Une chanson qui fait écho au "sentiment amer, d'injustice" du monde de la culture et qui, hasard du calendrier, tombe à pic dès le lendemain des annonces gouvernementales. "On avait choisi de le sortir le vendredi 11 décembre, on ne savait pas que ça tomberait si bien et on aurait d'ailleurs préféré que ça ne tombe pas si bien...", reconnaît le chanteur, qui a dévoilé, dans la foulée, le clip. Une vidéo qui dresse le portrait d'une dizaine de commerçants (barman, libraire, restaurateur, cuisinier...) reprenant tel un mantra la formule du Premier ministre qualifiant certains commerces de "non essentiels" pendant le confinement, les obligeant ainsi à la fermeture.

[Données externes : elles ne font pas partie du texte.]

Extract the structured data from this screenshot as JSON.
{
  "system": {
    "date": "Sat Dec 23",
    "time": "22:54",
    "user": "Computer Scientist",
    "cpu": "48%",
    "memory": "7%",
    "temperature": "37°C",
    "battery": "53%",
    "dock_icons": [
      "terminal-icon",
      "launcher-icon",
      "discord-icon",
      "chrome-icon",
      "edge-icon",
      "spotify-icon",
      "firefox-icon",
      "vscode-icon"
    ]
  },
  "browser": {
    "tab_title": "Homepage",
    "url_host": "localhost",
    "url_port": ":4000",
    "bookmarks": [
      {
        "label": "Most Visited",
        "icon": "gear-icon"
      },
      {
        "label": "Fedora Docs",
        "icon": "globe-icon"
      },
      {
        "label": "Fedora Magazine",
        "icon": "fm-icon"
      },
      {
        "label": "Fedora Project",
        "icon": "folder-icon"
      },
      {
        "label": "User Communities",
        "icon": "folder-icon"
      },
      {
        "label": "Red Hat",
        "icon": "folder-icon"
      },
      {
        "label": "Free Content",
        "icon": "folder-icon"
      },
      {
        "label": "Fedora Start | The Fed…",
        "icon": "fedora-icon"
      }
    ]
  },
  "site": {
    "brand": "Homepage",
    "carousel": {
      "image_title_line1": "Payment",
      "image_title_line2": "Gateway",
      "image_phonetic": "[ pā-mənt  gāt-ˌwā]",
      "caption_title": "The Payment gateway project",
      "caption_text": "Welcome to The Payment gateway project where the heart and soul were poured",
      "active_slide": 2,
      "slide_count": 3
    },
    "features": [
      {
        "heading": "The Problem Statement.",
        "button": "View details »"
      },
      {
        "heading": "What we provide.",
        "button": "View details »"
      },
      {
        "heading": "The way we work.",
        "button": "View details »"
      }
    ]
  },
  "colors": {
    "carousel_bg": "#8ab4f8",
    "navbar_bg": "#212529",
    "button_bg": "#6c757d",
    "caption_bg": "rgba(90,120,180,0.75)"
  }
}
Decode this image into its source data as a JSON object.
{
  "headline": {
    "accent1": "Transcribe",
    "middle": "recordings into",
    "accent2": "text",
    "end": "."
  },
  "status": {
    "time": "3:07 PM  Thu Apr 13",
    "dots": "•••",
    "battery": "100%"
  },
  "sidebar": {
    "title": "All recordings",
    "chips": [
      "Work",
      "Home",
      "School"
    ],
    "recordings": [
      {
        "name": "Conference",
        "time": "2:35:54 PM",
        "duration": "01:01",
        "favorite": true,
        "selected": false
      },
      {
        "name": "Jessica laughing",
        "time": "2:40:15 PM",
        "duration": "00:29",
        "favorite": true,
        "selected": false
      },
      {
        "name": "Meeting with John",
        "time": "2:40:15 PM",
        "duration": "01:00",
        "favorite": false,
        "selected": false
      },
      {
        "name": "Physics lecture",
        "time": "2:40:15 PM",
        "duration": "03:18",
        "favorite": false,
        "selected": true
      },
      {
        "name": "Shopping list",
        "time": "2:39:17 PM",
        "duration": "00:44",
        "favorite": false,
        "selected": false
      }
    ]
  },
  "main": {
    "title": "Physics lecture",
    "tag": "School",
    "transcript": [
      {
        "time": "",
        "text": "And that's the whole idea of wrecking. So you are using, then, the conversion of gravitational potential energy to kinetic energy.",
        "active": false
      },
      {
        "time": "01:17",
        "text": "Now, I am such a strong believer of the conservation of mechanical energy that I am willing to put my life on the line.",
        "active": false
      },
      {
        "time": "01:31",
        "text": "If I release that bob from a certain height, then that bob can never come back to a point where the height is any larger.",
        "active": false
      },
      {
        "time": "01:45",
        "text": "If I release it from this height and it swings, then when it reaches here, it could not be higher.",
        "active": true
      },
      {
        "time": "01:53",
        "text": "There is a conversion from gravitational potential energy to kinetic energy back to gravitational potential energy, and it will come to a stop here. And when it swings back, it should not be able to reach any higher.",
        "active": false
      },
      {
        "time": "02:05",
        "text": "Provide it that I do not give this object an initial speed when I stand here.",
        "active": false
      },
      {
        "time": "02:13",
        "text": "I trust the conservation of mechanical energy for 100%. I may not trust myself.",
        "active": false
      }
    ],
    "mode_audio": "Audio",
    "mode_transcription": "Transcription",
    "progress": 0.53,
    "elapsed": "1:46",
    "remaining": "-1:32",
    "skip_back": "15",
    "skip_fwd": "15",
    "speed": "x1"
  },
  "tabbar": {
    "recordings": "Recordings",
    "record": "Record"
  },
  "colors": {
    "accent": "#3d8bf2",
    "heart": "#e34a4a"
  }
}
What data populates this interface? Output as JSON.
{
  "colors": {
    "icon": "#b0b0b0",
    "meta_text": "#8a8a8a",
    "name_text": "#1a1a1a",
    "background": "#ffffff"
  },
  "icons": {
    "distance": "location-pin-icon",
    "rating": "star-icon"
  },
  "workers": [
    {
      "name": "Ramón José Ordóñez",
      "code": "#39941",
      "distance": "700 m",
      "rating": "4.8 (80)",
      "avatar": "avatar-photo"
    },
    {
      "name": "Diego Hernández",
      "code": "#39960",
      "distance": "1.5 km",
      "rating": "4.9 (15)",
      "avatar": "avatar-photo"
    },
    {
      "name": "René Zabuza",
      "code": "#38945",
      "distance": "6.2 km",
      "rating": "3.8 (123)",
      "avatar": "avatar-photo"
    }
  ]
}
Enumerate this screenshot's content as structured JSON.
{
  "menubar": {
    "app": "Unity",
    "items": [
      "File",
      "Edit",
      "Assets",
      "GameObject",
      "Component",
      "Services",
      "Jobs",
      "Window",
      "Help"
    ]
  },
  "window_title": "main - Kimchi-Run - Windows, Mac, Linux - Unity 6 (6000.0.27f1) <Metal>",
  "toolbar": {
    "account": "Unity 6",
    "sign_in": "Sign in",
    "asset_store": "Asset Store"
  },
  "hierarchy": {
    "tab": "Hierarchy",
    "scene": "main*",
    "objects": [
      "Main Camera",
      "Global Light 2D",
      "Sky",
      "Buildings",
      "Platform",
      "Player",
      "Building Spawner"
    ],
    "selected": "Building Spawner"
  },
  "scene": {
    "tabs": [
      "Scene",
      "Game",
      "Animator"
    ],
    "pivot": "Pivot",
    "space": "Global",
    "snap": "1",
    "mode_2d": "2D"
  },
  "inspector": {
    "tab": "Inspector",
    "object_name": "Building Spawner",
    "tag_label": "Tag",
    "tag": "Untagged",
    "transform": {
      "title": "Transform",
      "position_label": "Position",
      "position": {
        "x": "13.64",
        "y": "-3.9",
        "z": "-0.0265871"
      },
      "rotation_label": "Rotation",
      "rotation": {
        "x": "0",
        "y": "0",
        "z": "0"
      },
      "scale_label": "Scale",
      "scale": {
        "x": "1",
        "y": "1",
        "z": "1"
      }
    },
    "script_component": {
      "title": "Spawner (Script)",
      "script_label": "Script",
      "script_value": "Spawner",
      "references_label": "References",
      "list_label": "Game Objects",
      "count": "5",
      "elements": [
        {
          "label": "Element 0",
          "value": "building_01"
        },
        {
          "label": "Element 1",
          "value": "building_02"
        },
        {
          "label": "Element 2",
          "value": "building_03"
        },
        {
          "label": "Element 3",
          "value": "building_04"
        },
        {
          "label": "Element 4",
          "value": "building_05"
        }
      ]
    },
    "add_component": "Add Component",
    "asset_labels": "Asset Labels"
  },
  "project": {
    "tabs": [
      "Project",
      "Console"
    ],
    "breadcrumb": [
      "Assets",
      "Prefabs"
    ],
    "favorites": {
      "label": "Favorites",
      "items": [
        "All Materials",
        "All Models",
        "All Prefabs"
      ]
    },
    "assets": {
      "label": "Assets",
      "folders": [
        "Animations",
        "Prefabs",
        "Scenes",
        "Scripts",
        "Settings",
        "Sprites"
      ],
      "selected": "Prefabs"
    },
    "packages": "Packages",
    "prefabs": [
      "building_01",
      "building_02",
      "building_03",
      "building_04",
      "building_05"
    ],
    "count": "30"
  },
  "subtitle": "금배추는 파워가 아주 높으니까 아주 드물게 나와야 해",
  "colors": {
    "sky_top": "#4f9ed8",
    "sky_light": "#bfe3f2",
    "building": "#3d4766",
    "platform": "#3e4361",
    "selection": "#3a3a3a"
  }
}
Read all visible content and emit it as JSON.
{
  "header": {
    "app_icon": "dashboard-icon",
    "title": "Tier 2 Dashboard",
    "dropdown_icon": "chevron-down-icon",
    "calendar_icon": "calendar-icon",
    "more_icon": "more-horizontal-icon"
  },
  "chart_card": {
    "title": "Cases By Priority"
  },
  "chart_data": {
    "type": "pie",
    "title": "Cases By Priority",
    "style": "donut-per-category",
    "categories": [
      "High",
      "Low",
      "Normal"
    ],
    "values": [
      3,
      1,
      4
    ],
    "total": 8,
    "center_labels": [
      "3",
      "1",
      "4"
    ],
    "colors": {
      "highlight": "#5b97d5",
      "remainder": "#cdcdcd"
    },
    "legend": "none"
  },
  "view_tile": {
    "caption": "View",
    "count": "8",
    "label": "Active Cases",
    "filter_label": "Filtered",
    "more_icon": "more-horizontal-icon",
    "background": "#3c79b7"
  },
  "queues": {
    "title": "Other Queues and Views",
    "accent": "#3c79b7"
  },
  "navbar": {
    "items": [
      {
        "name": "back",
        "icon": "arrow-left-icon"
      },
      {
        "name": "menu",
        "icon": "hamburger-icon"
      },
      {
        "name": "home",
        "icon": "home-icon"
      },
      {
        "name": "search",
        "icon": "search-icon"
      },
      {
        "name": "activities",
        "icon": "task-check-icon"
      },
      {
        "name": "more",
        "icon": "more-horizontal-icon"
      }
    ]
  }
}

Beaucoup de gens, pas seulement moi ou les professionnels de la culture, sont persuadés que la culture est au contraire essentielle pour le moral, l'humeur, la créativité.
Grand Corps Malade

Une formule pour le moins maladroite pour le slameur : "C'est un peu violent de séparer ce qui est soi-disant essentiel de ce qui ne serait pas essentiel. Est-ce qu'un magasin de chaussures est plus essentiel qu'un théâtre ou qu'un cinéma ? En tout cas le magasin de chaussures, lui, il est ouvert. C'est clivant comme terme. Être catalogué pas essentiel, c'est comme une gifle. Beaucoup de gens, pas seulement moi ou les professionnels de la culture, sont persuadés que la culture est au contraire essentielle pour le moral, l'humeur, la créativité. Le monde de la culture a un sentiment amer, d'injustice", a-t-il déclaré à l'AFP.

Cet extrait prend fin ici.